Probate and Proving a Will
The term "probate" recurs throughout estates practice as a noun, verb and adjective. The most common context refers to the process of getting a court to provide some sort of official certification or recognition that a testatmentary instrument is the Last Will of a deceased. In Ontario, the probate process results in the issuance of a Certificate of Appointment of Estate Trustee With a Will (or Without a Will).
Under the modern Rules of Civil Procedure, the procedure resulting in the issuance of a Certificate of Appointment rarely requires that a judge review the application, or even the alleged Will. By Rule 74.14, an application need be referred to a Judge only where, in the opinion of the Registrar, the application and the accompanying materials are not complete or contain information on which the Registrar has a doubt. This results in an efficient administrative process, but any interested party can challenge the validity of a such a probated Will, and the fact that a Will has been "probated" has no probative value when it comes to proving the Will in solemn form, as it is called.

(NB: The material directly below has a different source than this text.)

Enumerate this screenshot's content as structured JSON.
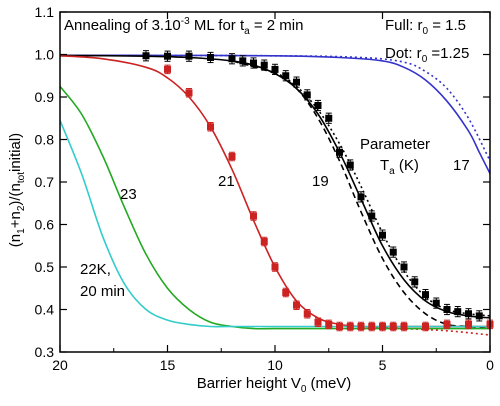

A judgment upholding the validity of a Will does not necessarily "probate" that Will. Parties to the proceeding may not want a Certificate of Appointment to be issued, and so they will not request that a Certificate of Appointment be issued as part of the Judgment. This might be the case where the Will is a "corporate" or "secondary" will, and is restricted to assets that can pass outside of probate (often to avoid estates administration tax).